/pgstac

Schema, functions and a python library for storing and accessing STAC collections and items in PostgreSQL

Primary LanguagePLpgSQL

PGStac

PGDatabase Schema and Functions for Storing and Accessing STAC collections and items in PostgreSQL

Stac Client that uses PGStac available in Stac FastAPI

PGStac requires Postgresql>=12, PostGIS>=3, and PG_Partman. Best performance will be had using PostgreSQL>=13 and PostGIS>=3.1.

PyPGStac

PGStac includes a Python utility for bulk data loading and managing migrations.

PyPGStac is available on PyPI

pip install pypgstac

Or can be built locally using Poetry

cd pypgstac
poetry build pypgstac
pip install dist/pypgstac-[version]-py3-none-any.whl

Migrations

To install the latest version of pgstac on an empty database, you can directly load the primary source code.

psql -f pgstac.sql

Which calls the main SQL files in the sql directory.

All development should take place on these files.

For each new version of PGStac, two migrations should be added to pypgstac/pypgstac/migrations/

  • pgstac.[version].sql (equivalent to `cat sql/*.sql > migration.sql && echo "insert into migrations (versions) VALUES ('[version]')" >> migration.sql)
  • pgstac.[version].[fromversion].sql (Migration to move from existing version to new version, can be created by hand or using the makemigration.sh tool below)

Running Migrations

Migrations can be installed by either directly running the appropriate migration sql file for from and target PGStac versions: psql -f pypgstac/pypgstac/migrations/pgstac.0.1.8.sql

Or by using pypgstac: pypgstac migrate

Creating Migrations Using Schema Diff

To create a migration from a previous version of pgstac you can calculate the migration from the running instance of pgstac using the makemigration.sh command.
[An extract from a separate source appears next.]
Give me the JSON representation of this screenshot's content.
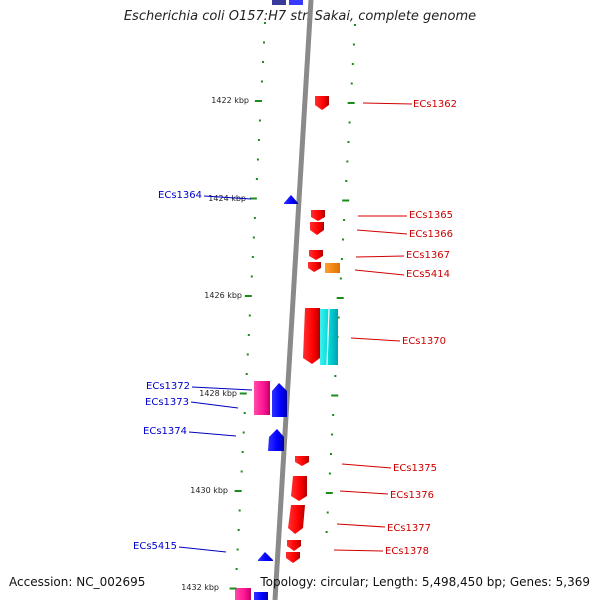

This will use docker to copy the schema of the existing database and the new sql into new docker databases and create/test the migration between the two.

makemigration.sh postgresql://myuser:mypassword@myhost:myport/mydatabase

Bulk Data Loading

A python utility is included which allows to load data from any source openable by smart-open using python in a memory efficient streaming manner using PostgreSQL copy. There are options for collections and items and can be used either as a command line or a library.

To load an ndjson of items directly using copy (will fail on any duplicate ids but is the fastest option to load new data you know will not conflict)

pypgstac load items

To load skipping any records that conflict with existing data

pypgstac load items --method insert_ignore

To upsert any records, adding anything new and replacing anything with the same id

pypgstac load items --method upsert